И смело скажем: знайте, им
Отец Столыпин, дед Мордвинов…

— А вот когда я тебе о друзьях Рылеева расскажу, тебе и это понятно будет. Пока же помолчим об этом — звонят к обеду.

— Вот видишь, Мишенька, — сказала ему бабушка за обедом, — от завтрака отказался, а теперь и бросился на суп так, что и обжегся и закашлялся. Это, верно, тебе перец в рот попал. Надо осторожнее, дружок.

— Нет, бабушка, это не перец… А только велите, пожалуйста, поскорее подавать дальше.

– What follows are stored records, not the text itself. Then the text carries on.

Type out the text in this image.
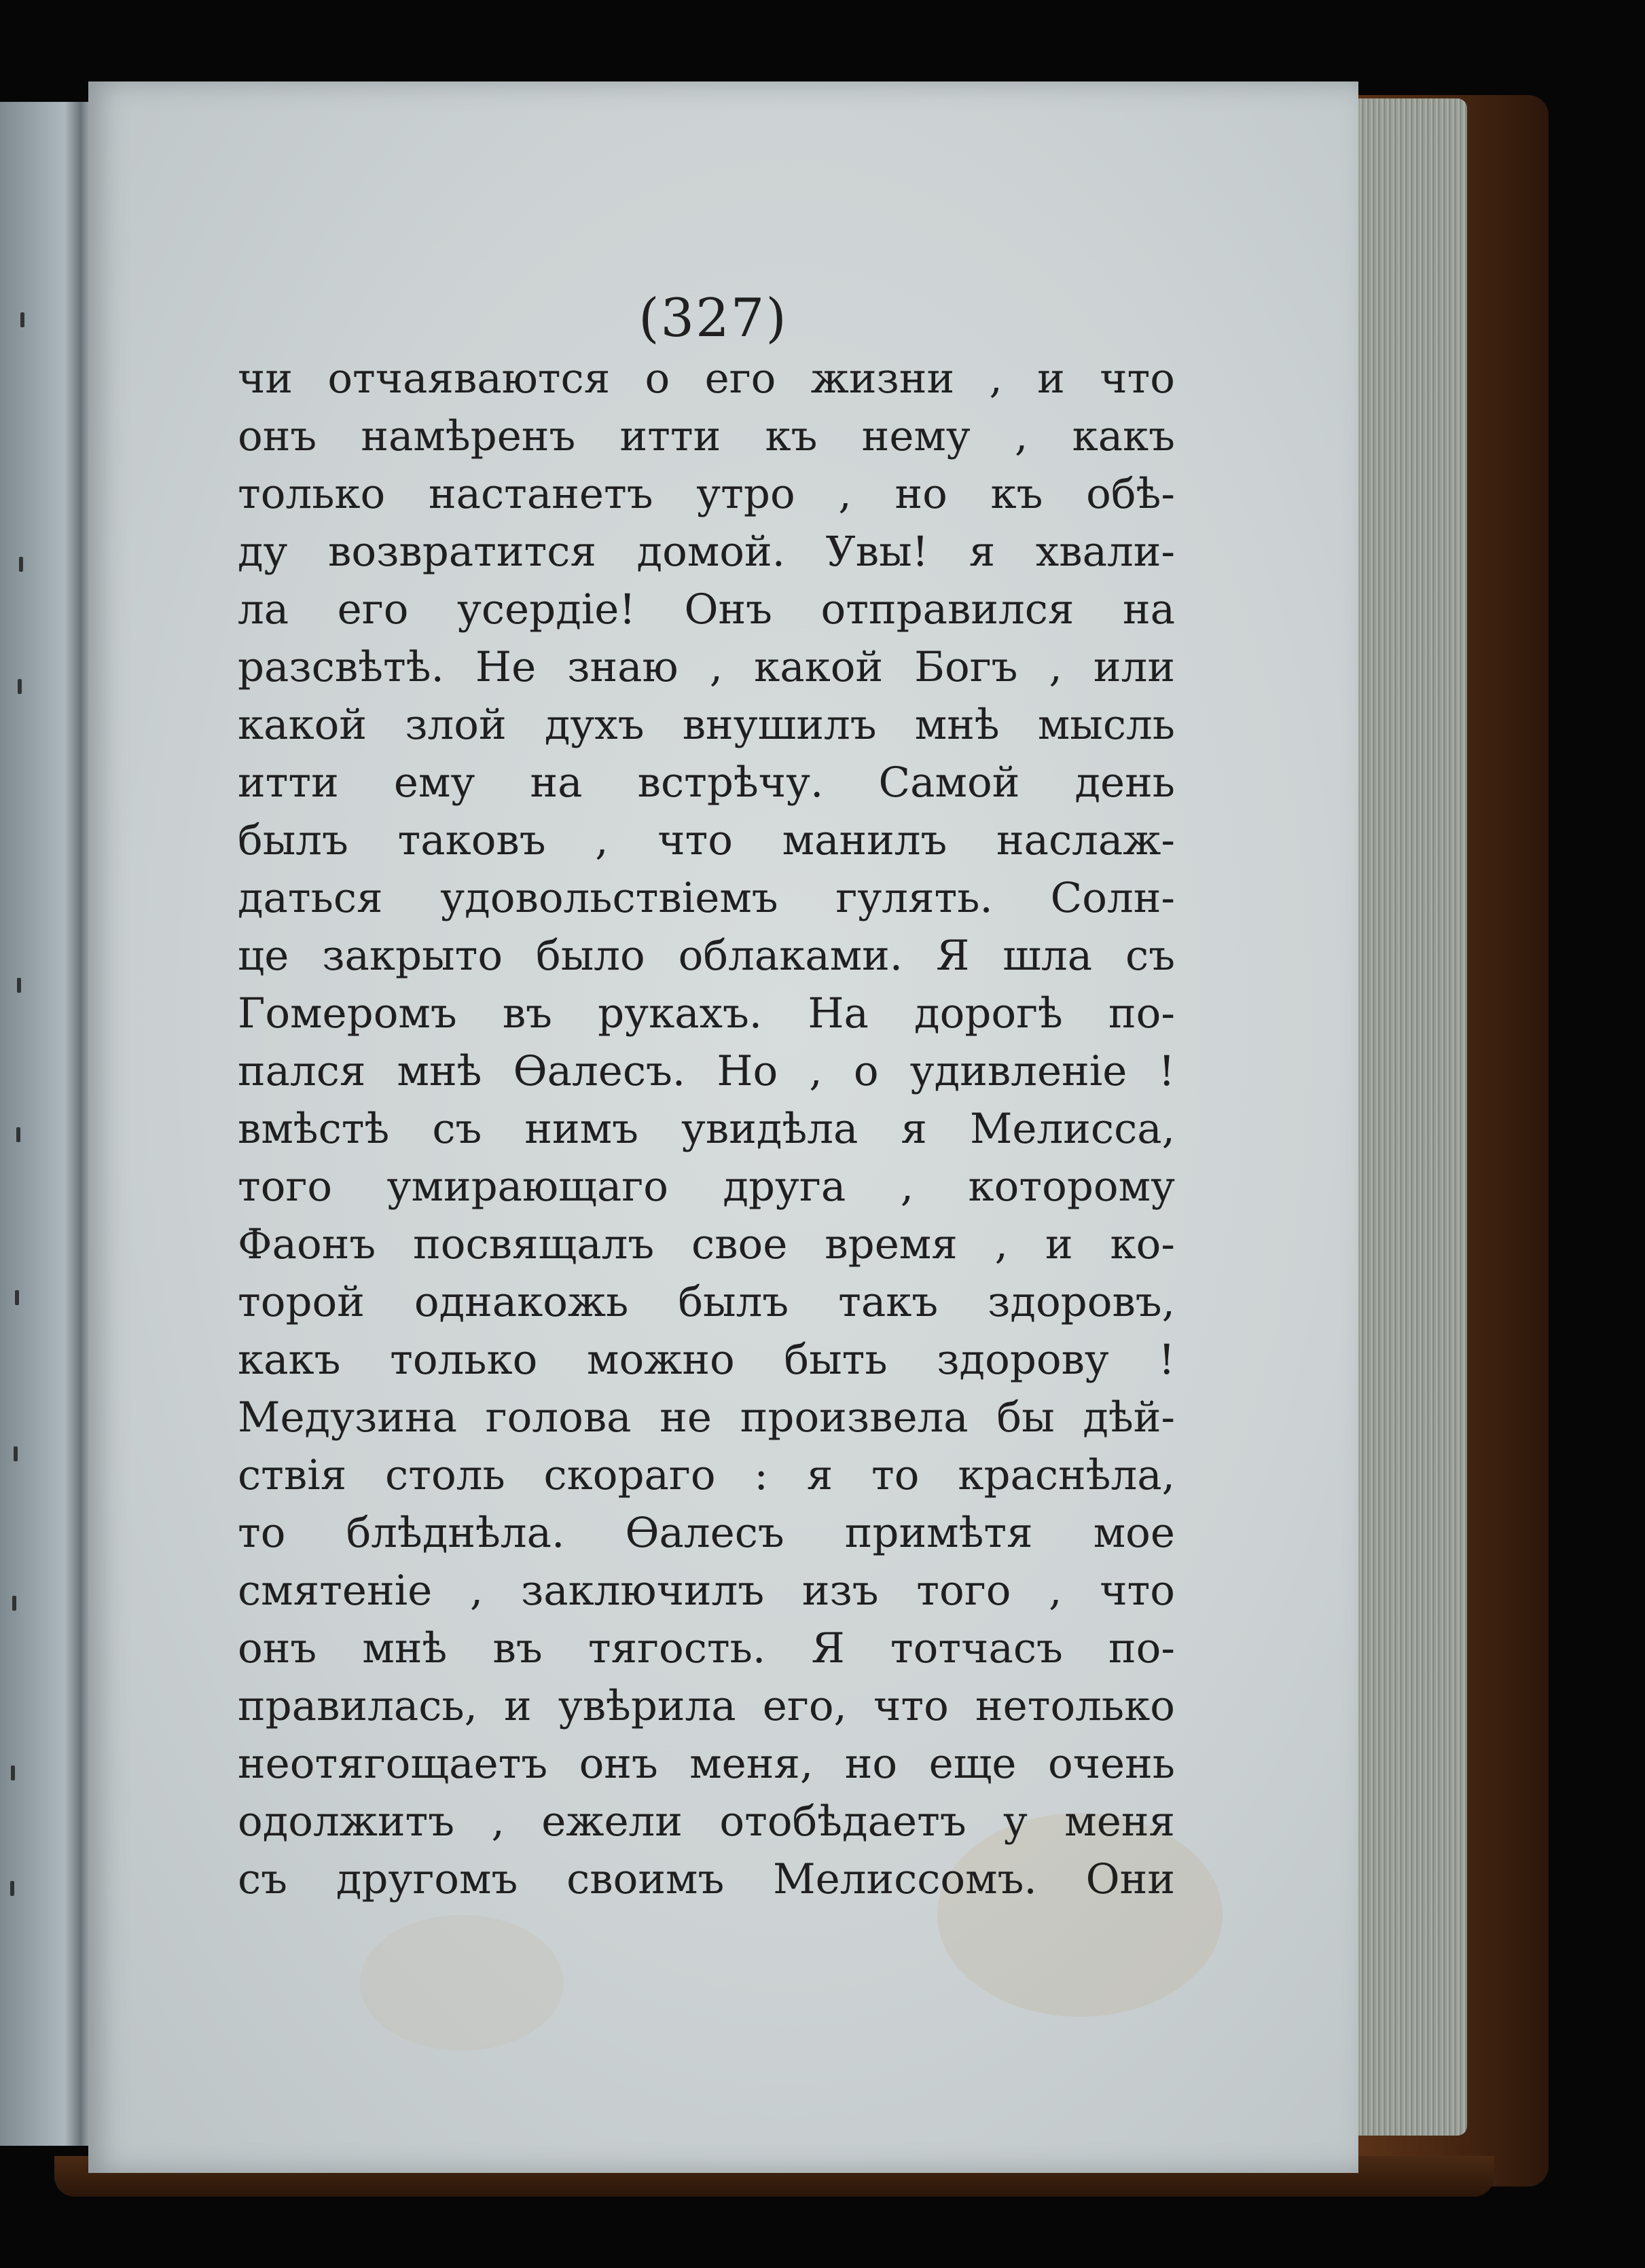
(327)
чи отчаяваются о его жизни , и что
онъ намѣренъ итти къ нему , какъ
только настанетъ утро , но къ обѣ-
ду возвратится домой. Увы! я хвали-
ла его усердіе! Онъ отправился на
разсвѣтѣ. Не знаю , какой Богъ , или
какой злой духъ внушилъ мнѣ мысль
итти ему на встрѣчу. Самой день
былъ таковъ , что манилъ наслаж-
даться удовольствіемъ гулять. Солн-
це закрыто было облаками. Я шла съ
Гомеромъ въ рукахъ. На дорогѣ по-
пался мнѣ Ѳалесъ. Но , о удивленіе !
вмѣстѣ съ нимъ увидѣла я Мелисса,
того умирающаго друга , которому
Фаонъ посвящалъ свое время , и ко-
торой однакожь былъ такъ здоровъ,
какъ только можно быть здорову !
Медузина голова не произвела бы дѣй-
ствія столь скораго : я то краснѣла,
то блѣднѣла. Ѳалесъ примѣтя мое
смятеніе , заключилъ изъ того , что
онъ мнѣ въ тягость. Я тотчасъ по-
правилась, и увѣрила его, что нетолько
неотягощаетъ онъ меня, но еще очень
одолжитъ , ежели отобѣдаетъ у меня
съ другомъ своимъ Мелиссомъ. Они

— Вот что значит голод-то! — рассмеялась бабушка.

Миша посмотрел на Раевского, тот — на него. Наскоро пообедав, они оделись и вышли на улицу.

— Здесь лучше говорить! — сказал Миша, шагая рядом с Раевским по хрустящему крепкому снегу…

.  .  .  .  .  .  .  .  .  .

Вернувшись домой, Миша не зашел ни в столовую, ни к бабушке, а поднялся прямо к себе наверх.

Не все понял он в рассказах Раевского, но он чувствовал сердцем, что они были правы и святы — эти удивительные люди, отдавшие свою свободу и счастье за свободу и счастье народа. И он с гордостью вспомнил слова Раевского: «Твой дед, Мишель, брат твоей бабушки, Аркадий Алексеевич, был человеком выдающимся и по уму и по благородству мыслей, по неподкупной своей честности и справедливости. И те люди, которые привели войска на Сенатскую площадь четырнадцатого декабря, не только уважали твоего деда, но и хотели видеть его членом нового правительства российского. И отец его, Мордвинов, родной дед твоего юного дядюшки Алексея, был таким же. Вот почему о них и писал Рылеев…»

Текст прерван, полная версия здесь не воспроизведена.